Model cancellations, consolidations, and a march toward electrification are leading car manufacturers to make drastic decisions. Today, the Wall Street Journal announced that both General Motors and Volkswagen are killing off their Hybrid models. For them, it’s either conventional engines or electric — no middle ground.

What they’re saying

“Our strong preference is to go all-in where the market is heading, as opposed to hybrids as a way to hedge our bets,” said Volkswagen CEO Scott Keogh to the Wall Street Journal. “If I had a dollar more to invest, would I spend it on a hybrid,” asks Mark Reuss, GM President. “Or would I spend it on the answer that we all know is going to happen, and get there faster and better than anybody else?”

Why not Ford and Toyota?

Ford and Toyota have announced they are keeping their hybrid models for the time being. They have stated the hybrids are considered core products. They see them as stepping stones toward a fully electronic future and are not about to give up this market. 

Ford says they want the customer to have a choice in selecting a green vehicle since electric vehicles are more expensive than hybrids and have a shorter range. 

Hybrids already gone

GM’s decision aligns with their recent cancellation of the Chevy Volt and Bolt hybrids, and Cadillac CT6 hybrid sedan. But are VW and GM abandoning a lucrative market or have they read the tea leaves and are seeing an all-electric shift? China, the world’s largest automobile market, has mandated that 7% of cars sold by 2025 must be electric. So this latest news fits within what we know about China’s regulations on emissions. 

Toyota’s Prius was selling in substantially higher numbers every year until most recently. In  2017 Prius sales were half of what they were in 2016. Some of this lessening demand is from more choices, with even Toyota vehicles like the RAV4 have increased sales cutting the Prius off at the knees. 

Is China key?

Reuss went on to reveal that GM will unveil 20 new fully electric cars by 2024. VW has put in billions in its EV development program that includes a small plug-in hybrid system and electrification of their 2022 minibus. 

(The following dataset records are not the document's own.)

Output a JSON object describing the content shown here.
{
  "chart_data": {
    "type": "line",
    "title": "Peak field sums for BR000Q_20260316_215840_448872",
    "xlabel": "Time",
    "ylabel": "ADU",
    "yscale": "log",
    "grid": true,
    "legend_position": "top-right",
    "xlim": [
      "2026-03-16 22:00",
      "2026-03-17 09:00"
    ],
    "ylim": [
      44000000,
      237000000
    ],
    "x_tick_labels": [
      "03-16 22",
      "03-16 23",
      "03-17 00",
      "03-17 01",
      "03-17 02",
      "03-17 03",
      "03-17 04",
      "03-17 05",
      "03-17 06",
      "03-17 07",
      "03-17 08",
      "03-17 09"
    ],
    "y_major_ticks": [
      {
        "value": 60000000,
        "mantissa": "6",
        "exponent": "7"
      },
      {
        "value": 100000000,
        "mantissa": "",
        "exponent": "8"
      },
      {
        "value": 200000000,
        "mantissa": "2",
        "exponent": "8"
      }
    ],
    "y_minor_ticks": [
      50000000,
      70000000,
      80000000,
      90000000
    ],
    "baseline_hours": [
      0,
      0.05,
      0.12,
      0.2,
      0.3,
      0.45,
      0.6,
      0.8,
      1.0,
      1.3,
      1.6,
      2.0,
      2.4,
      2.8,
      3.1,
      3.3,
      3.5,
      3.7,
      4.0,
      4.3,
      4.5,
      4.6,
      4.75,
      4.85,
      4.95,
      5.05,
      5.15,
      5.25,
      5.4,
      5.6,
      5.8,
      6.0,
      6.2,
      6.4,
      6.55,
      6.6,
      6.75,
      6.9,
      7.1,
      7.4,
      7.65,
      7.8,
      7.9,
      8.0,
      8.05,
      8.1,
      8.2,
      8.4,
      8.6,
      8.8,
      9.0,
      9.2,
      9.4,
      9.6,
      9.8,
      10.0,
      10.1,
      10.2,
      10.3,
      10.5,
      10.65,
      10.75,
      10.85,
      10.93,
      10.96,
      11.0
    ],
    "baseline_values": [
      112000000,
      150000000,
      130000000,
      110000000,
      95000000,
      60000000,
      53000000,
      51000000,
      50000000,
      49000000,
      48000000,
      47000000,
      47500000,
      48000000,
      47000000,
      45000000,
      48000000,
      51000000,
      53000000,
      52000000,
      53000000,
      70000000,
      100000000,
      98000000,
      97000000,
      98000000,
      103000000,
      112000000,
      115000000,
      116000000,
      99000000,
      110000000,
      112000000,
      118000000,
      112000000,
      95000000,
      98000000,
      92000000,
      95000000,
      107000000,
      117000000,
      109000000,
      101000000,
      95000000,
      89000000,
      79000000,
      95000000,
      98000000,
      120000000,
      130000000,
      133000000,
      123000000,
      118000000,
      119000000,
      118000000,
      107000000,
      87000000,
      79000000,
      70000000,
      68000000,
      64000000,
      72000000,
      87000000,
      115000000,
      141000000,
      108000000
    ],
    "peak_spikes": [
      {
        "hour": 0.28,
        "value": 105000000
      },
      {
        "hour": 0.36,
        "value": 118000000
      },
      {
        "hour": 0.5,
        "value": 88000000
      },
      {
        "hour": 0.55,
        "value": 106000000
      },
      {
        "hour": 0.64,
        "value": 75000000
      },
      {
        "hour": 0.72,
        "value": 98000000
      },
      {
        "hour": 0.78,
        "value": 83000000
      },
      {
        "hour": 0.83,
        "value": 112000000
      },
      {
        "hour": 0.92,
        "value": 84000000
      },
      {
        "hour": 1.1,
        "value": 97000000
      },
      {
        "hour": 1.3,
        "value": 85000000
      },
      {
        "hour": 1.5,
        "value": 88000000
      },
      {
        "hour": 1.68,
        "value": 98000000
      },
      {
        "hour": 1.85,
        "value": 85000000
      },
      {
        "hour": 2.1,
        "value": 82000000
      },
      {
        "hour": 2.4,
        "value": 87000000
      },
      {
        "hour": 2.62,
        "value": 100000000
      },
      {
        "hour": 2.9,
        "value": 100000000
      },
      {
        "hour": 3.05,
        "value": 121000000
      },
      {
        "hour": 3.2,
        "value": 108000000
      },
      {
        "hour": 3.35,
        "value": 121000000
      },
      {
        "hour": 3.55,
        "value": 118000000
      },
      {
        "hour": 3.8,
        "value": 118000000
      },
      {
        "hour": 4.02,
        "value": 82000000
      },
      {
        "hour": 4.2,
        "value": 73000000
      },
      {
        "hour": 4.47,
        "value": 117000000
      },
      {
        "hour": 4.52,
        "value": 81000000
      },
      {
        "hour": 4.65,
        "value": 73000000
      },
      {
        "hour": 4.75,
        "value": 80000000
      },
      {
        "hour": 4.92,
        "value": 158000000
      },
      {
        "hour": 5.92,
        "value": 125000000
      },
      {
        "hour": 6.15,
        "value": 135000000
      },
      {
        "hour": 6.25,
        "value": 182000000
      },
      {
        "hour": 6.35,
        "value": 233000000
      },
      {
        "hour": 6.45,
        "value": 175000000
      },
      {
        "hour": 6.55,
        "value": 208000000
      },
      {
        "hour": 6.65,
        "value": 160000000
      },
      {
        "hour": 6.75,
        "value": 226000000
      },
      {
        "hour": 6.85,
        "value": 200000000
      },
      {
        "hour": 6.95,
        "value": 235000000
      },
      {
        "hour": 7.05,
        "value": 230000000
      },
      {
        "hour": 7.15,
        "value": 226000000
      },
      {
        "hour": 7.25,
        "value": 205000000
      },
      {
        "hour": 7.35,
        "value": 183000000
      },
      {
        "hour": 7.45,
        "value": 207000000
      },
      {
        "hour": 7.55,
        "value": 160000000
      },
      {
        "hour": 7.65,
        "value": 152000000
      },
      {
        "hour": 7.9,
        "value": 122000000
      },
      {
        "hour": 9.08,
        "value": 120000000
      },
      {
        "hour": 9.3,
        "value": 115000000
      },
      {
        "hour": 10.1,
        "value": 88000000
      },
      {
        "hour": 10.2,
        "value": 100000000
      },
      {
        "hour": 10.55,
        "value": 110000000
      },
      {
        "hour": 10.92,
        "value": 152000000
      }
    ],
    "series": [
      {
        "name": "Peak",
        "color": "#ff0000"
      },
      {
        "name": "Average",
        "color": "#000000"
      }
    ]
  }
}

With development costs so high VW looks to China as a way to keep EV costs down in the US from the extra volume China would require. It also speeds up development time since VW is looking at a much larger market. 

Whether you think this is a good or bad idea, we have four companies that today have said they’re all in either for keeping hybrids or seeing no future in them. It will be an interesting future to watch.